Now we are home, it will be a long and frustrating journey for the next 6 weeks, as Master B, otherwise known as ‘Mr Outdoors’ has to deal with his temporary limitations, especially over the next few weeks! No riding his bike (with no trainers as of 1 week ago), jumping on the trampoline, climbing the swing set, playing in the sand pit, gardening, running around playing football and tackling his brother and cousins, riding the skate board, nothing that a 4 year old loves….. I’m pretty certain it will be a long, testing 6 weeks for me too!
Sitting on the couch today with his arm in a cast, elevated to keep the swelling down was no easy task for a 4 year old. My job has been to administer the panadol and nurofen on time to keep the pain at bay and check for circulation, sensation and movement in the fingers of his broken arm. My other job as Master B’s mother and Naturopath/personal chef is to look at his nutrition and make sure I provide him with lots of foods that will assist his body in repairing itself.
When you think of bones you probably think calcium right? and then milk, dairy? When it comes to bones I usually think magnesium, calcium and Vitamin D and exercise. All play a role and are vital for the formation of strong bones.
Calcitonin is a hormone which increases calcium in the bones and keeps it from being absorbed into the soft tissues. Magnesium stimulates calcitonin production and therefore increases calcium in the bones and at the same time drawing it out of the tissues. So ultimately a diet high in calcium won’t benefit you unless you have magnesium too. The food groups high in magnesium include dark leafy greens like kale, seaweeds, beans, buckwheat, avocado, bananas, nuts and seeds especially almonds, cashews, sesame seeds, as well as high chlorophyll foods like barley grass, spirulina and chorella.
Calcium rich foods include green leafy vegetables, seaweed, almonds, legumes- beans, chick peas, oranges, broccoli, chia seeds, salmon, sardines, eggs, and obviously dairy products like milk, cheese & yogurt.
Given Master B’s broken bones, the food preparation hasn’t really changed too much, but I am mindful of snacks and fitting in a little extra magnesium and calcium rich foods into Master B’s diet, along with anti-inflammatory foods, particularly this week! Today’s afternoon tea was kale (from the garden) chips, seaweed, almonds/cashews and some orange. He loves all of these foods.

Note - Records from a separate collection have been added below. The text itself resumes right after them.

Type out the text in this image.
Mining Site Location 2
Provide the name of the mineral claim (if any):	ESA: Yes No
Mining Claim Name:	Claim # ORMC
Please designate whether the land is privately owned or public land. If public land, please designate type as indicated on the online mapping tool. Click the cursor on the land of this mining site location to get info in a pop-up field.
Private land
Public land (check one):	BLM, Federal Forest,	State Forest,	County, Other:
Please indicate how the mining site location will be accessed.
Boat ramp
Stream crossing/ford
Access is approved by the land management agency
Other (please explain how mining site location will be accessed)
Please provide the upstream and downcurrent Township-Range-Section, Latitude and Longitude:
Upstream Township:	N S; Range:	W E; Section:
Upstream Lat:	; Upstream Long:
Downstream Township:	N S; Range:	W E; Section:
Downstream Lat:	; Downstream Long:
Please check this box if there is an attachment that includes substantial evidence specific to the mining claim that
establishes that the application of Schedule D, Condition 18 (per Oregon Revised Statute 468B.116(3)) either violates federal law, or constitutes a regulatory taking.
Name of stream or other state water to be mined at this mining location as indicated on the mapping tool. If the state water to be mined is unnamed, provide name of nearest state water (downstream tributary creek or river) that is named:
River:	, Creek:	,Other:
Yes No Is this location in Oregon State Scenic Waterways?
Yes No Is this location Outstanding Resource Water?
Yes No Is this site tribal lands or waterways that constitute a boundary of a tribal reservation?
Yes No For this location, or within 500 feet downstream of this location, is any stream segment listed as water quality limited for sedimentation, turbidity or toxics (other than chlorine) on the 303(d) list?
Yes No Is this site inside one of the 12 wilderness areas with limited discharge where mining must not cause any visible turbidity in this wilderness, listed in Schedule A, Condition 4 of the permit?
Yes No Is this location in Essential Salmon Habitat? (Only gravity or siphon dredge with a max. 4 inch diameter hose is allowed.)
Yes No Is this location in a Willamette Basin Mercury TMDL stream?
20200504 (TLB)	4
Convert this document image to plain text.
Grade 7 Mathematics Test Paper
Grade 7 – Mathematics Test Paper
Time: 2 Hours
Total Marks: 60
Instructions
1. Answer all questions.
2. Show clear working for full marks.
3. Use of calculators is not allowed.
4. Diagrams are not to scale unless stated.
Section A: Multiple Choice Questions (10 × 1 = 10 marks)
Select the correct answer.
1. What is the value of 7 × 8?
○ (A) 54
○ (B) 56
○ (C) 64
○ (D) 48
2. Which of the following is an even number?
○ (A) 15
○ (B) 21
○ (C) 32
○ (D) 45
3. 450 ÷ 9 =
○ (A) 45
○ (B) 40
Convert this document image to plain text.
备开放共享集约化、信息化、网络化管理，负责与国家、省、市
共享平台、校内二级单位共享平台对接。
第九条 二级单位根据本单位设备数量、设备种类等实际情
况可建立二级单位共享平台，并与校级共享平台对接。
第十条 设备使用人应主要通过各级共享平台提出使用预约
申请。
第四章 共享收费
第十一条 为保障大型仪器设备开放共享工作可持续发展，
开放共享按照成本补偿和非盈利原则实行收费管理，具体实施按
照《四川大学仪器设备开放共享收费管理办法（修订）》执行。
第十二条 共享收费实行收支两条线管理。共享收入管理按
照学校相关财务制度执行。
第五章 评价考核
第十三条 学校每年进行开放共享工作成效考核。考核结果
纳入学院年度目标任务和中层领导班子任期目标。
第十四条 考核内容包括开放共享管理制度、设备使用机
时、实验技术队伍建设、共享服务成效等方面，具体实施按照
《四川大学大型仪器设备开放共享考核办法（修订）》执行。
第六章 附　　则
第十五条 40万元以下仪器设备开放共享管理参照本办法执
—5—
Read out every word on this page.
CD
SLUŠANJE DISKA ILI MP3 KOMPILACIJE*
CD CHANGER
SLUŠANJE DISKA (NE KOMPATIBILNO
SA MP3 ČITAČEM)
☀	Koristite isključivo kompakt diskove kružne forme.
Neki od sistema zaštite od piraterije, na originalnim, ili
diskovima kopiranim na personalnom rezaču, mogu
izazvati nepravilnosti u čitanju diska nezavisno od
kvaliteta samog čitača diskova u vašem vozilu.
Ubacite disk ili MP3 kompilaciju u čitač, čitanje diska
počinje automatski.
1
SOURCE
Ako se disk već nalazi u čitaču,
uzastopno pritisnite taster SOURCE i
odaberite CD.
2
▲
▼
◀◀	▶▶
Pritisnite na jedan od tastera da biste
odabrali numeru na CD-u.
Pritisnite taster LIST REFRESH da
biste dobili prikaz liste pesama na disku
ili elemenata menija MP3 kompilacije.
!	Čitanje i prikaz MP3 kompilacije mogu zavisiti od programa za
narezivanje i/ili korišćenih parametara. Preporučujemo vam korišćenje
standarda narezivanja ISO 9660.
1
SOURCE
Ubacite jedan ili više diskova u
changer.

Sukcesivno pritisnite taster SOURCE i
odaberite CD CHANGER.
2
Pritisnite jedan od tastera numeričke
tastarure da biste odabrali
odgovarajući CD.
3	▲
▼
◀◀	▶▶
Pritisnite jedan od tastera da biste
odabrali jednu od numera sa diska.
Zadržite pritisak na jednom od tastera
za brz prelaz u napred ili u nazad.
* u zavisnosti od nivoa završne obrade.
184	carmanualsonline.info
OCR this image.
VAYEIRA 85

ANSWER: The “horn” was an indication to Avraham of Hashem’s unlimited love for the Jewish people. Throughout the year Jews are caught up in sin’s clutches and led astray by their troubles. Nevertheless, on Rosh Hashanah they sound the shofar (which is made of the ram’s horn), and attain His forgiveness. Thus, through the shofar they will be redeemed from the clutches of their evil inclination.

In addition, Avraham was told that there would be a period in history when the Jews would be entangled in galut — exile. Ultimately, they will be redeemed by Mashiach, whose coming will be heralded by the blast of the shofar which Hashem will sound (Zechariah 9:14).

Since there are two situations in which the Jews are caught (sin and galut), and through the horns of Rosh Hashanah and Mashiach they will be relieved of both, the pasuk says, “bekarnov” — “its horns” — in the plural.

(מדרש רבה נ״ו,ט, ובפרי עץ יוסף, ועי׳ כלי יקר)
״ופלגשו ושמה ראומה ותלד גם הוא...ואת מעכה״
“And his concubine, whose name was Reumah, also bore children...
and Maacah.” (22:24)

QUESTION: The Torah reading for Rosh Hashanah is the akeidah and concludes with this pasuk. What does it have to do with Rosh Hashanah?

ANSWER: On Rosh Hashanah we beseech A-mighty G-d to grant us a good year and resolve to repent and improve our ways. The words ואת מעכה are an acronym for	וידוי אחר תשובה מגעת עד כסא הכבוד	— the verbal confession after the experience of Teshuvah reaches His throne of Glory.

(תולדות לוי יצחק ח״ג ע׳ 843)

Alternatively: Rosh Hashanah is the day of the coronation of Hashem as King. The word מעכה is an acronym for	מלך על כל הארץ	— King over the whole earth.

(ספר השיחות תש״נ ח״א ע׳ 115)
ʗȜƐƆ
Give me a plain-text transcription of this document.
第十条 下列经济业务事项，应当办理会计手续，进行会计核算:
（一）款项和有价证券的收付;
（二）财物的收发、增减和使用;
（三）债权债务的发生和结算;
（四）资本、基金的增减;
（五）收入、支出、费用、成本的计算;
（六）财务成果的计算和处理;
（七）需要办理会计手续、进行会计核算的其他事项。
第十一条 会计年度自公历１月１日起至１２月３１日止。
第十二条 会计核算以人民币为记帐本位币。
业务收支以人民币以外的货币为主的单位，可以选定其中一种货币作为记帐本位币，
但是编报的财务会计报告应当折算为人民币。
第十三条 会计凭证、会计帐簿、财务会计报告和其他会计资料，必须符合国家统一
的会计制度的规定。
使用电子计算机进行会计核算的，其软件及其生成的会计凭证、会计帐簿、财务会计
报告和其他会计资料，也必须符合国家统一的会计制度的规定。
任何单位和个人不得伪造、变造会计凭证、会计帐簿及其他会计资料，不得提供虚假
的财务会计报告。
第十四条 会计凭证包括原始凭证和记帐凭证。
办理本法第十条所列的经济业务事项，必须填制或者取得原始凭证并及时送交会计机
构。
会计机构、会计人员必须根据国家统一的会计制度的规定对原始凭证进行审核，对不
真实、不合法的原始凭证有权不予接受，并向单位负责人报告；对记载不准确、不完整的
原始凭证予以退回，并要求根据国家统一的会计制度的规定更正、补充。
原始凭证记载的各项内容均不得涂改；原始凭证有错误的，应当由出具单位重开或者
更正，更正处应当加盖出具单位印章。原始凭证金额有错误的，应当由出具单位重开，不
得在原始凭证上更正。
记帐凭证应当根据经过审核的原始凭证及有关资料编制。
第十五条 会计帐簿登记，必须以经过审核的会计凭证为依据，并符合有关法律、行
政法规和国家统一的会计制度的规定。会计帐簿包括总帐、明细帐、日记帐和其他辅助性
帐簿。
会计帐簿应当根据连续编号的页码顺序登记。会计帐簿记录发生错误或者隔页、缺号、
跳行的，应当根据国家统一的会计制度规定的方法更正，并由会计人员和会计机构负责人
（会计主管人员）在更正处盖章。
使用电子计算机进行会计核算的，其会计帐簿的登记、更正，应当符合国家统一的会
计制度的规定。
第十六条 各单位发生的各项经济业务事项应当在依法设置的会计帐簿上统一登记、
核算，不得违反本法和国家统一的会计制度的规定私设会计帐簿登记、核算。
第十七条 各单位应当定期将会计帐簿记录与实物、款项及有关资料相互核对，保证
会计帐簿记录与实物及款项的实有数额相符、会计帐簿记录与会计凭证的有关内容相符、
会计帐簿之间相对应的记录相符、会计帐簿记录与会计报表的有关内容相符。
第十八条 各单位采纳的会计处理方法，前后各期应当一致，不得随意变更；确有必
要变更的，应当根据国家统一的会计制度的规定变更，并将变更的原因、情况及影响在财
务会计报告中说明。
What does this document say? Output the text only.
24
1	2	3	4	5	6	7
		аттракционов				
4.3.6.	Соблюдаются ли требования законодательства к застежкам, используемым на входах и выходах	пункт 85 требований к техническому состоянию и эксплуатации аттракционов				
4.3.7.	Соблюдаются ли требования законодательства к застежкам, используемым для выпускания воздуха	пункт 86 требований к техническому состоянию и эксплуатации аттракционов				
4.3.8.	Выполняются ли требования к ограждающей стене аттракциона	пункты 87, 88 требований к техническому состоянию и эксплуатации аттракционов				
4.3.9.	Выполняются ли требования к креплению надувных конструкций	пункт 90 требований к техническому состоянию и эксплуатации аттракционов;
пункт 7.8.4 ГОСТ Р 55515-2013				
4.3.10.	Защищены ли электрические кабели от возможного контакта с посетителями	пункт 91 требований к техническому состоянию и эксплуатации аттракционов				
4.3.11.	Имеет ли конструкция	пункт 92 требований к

Vitamin D is important for strong, dense bones and calcium absorption. It is synthesised by the action of sunlight on our skin. In winter it is suggested that we need to expose about 20% of our body to the sun for 30 min-1 hr per day to obtain Vitamin D needed. I know the south westerly winds don’t accommodate this very often, so extra Vitamin D in the diet it is, particularly in winter. Vitamin D is found in Cod liver oil, herrings, tuna, egg yolk, milk, sprouted seeds. Cod Liver Oil is definitely on Master B’s list of supplements (infused with orange oil so it tastes good!) particularly now with his broken arm and over the winter months.
The body truly has an amazing ability to repair and heal. You simply need to feed it well!